Copy the introductory example. The vector “name”" stores the extracted names.
Name
library("stringr")
name <- unlist(str_extract_all(raw.data, "[[:alpha:]., ]{2,}"))
#Note: Used documentation and examples from http://www.endmemo.com/program/R/sub.php as a guide for replacement
#Remove titles
name_notitle<-sub("[A-z]{2,3}\\. ","",name)
#Swap names seperated by commas
name_swap <- sub("(\\w+),\\s(\\w+)","\\2 \\1", name_notitle)
#Now swap names seperated by period
name_swap2<-sub("(\\w+)\\s(\\w+).\\s(\\w+)","\\1. \\3 \\2", name_swap)
name_swap2
## [1] "Moe Szyslak" "C. Montgomery Burns" "Timothy Lovejoy"
## [4] "Ned Flanders" "Homer Simpson" "Julius Hibbert"
#Use the remove title logic and "Detect String" Function
title<-str_detect(name,"[A-z]{2,3}\\. ")
#Join
data.frame(name_swap2,title)
## name_swap2 title
## 1 Moe Szyslak FALSE
## 2 C. Montgomery Burns FALSE
## 3 Timothy Lovejoy TRUE
## 4 Ned Flanders FALSE
## 5 Homer Simpson FALSE
## 6 Julius Hibbert TRUE
count <- str_count( name_swap2, "\\S+" )
data.frame(name_swap2,count>2)
## name_swap2 count...2
## 1 Moe Szyslak FALSE
## 2 C. Montgomery Burns TRUE
## 3 Timothy Lovejoy FALSE
## 4 Ned Flanders FALSE
## 5 Homer Simpson FALSE
## 6 Julius Hibbert FALSE
Describe the types of strings that conform to the following regular expressions and construct an example that is matched by the regular expression.

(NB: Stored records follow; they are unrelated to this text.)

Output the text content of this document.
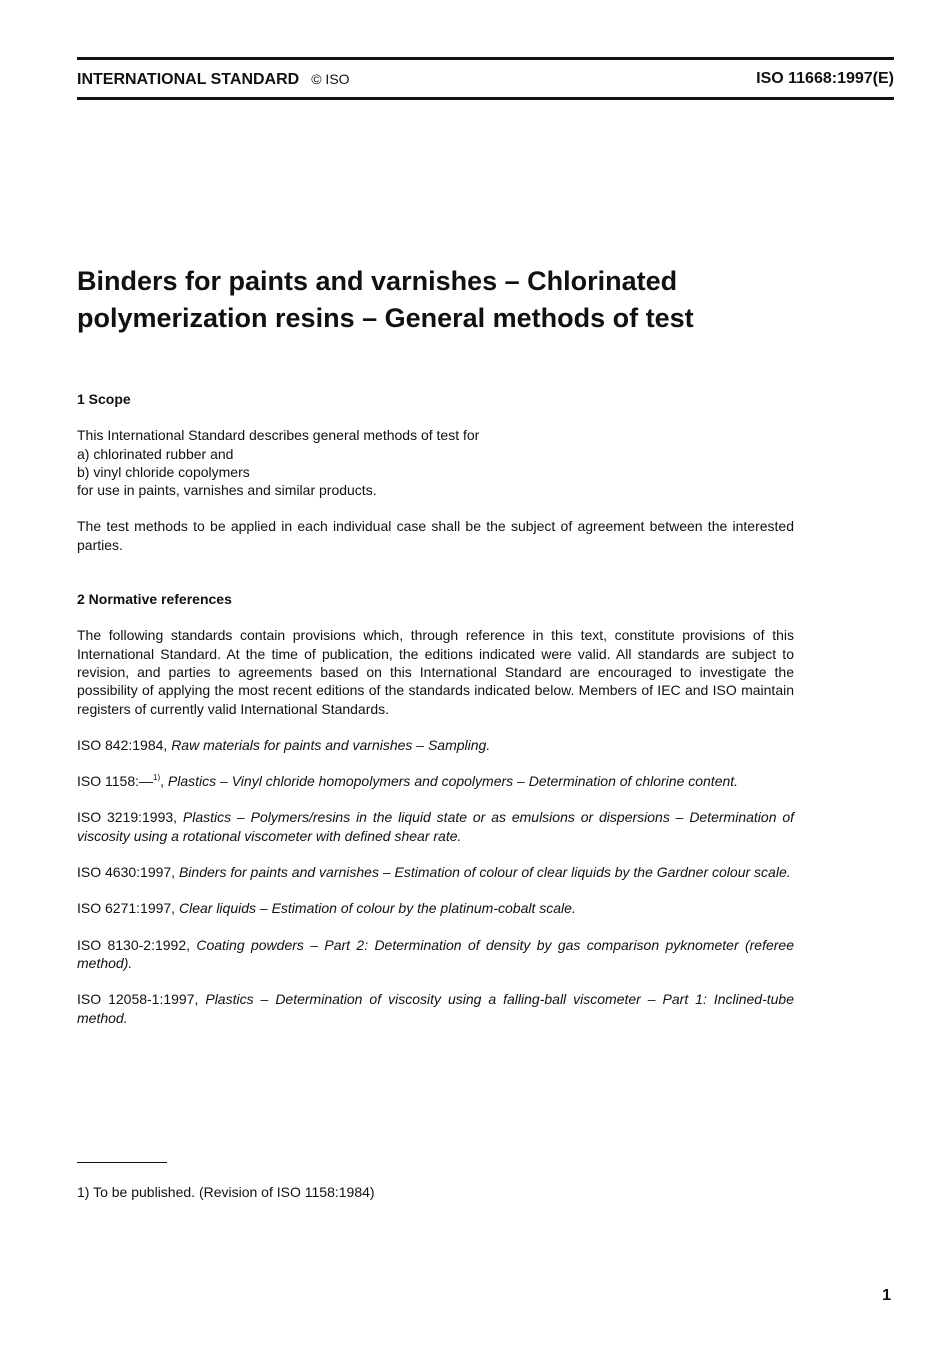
INTERNATIONAL STANDARD © ISO	ISO 11668:1997(E)
Binders for paints and varnishes – Chlorinated
polymerization resins – General methods of test
1 Scope

This International Standard describes general methods of test for

a) chlorinated rubber and

b) vinyl chloride copolymers

for use in paints, varnishes and similar products.

The test methods to be applied in each individual case shall be the subject of agreement between the interested parties.

2 Normative references

The following standards contain provisions which, through reference in this text, constitute provisions of this International Standard. At the time of publication, the editions indicated were valid. All standards are subject to revision, and parties to agreements based on this International Standard are encouraged to investigate the possibility of applying the most recent editions of the standards indicated below. Members of IEC and ISO maintain registers of currently valid International Standards.

ISO 842:1984, Raw materials for paints and varnishes – Sampling.

ISO 1158:—$^{1)}$, Plastics – Vinyl chloride homopolymers and copolymers – Determination of chlorine content.

ISO 3219:1993, Plastics – Polymers/resins in the liquid state or as emulsions or dispersions – Determination of viscosity using a rotational viscometer with defined shear rate.

ISO 4630:1997, Binders for paints and varnishes – Estimation of colour of clear liquids by the Gardner colour scale.

ISO 6271:1997, Clear liquids – Estimation of colour by the platinum-cobalt scale.

ISO 8130-2:1992, Coating powders – Part 2: Determination of density by gas comparison pyknometer (referee method).

ISO 12058-1:1997, Plastics – Determination of viscosity using a falling-ball viscometer – Part 1: Inclined-tube method.

1) To be published. (Revision of ISO 1158:1984)
1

This will find numeric strings that have a dollar sign attached to the end.
a <- c("1234asd","12345$","$123as","sadsf$")
str_detect(a, "[0-9]+\\$")
## [1] FALSE TRUE FALSE FALSE
This will find the strings that have from exactly four lower case letters in them
b <- c("abcde","123aabc22$","Abcd","abcd")
str_detect(b, "\\b[a-z]{1,4}\\b")
## [1] FALSE FALSE FALSE TRUE
This will find strings that end in .txt. Because of the ? the preceeding txt is optional so it will find anything ending .txt.
c <- c("1234asd.txt",".txt","sa.txtdk$$","$")
str_detect(c, ".*?\\.txt$")
## [1] TRUE TRUE FALSE FALSE
This will find strings that are formatted like numbers seperated by “/”. Specifically, strings that have at least two digits followed by / then exactly two digits then / then exactly 4 digits.
d <- c("aa/bb/cccc","09/18/2016","9/18/2016","9999999/99/9999")
str_detect(d, "\\d{2}/\\d{2}/\\d{4}")
## [1] FALSE TRUE FALSE TRUE
This will find strings that are enclosed by the following:
e <- c("<b> Hi </b>","asdasfa","<i>Italic</i>","<i>Failed<i>")
str_detect(e, "<(.+?)>.+?</\\1>")
## [1] TRUE FALSE TRUE FALSE
The following code hides a secret message. Crack it with R and regular expressions.
code<-"clcopCow1zmstc0d87wnkig7OvdicpNuggvhryn92Gjuwczi8hqrfpRxs5Aj5dwpn0Tanwo
Uwisdij7Lj8kpf03AT5Idr3coc0bt7yczjatOaootj55t3Nj3ne6c4Sfek.r1w1YwwojigO
d6vrfUrbz2.2bkAnbhzgv4R9i05zEcrop.wAgnb.SqoU65fPa1otfb7wEm24k6t3sR9zqe5
fy89n6Nd5t9kc4fE905gmc4Rgxo5nhDk!gr"
# First find all capital letters
caps<-str_extract_all(code, "[[:upper:].]{1,}")
#unlist
u<-unlist(caps)
#concatenate all
pst<-paste(u, collapse ='')
#replace periods
result<-str_replace_all(pst,"[.]"," ")
result
## [1] "CONGRATULATIONS YOU ARE A SUPERNERD"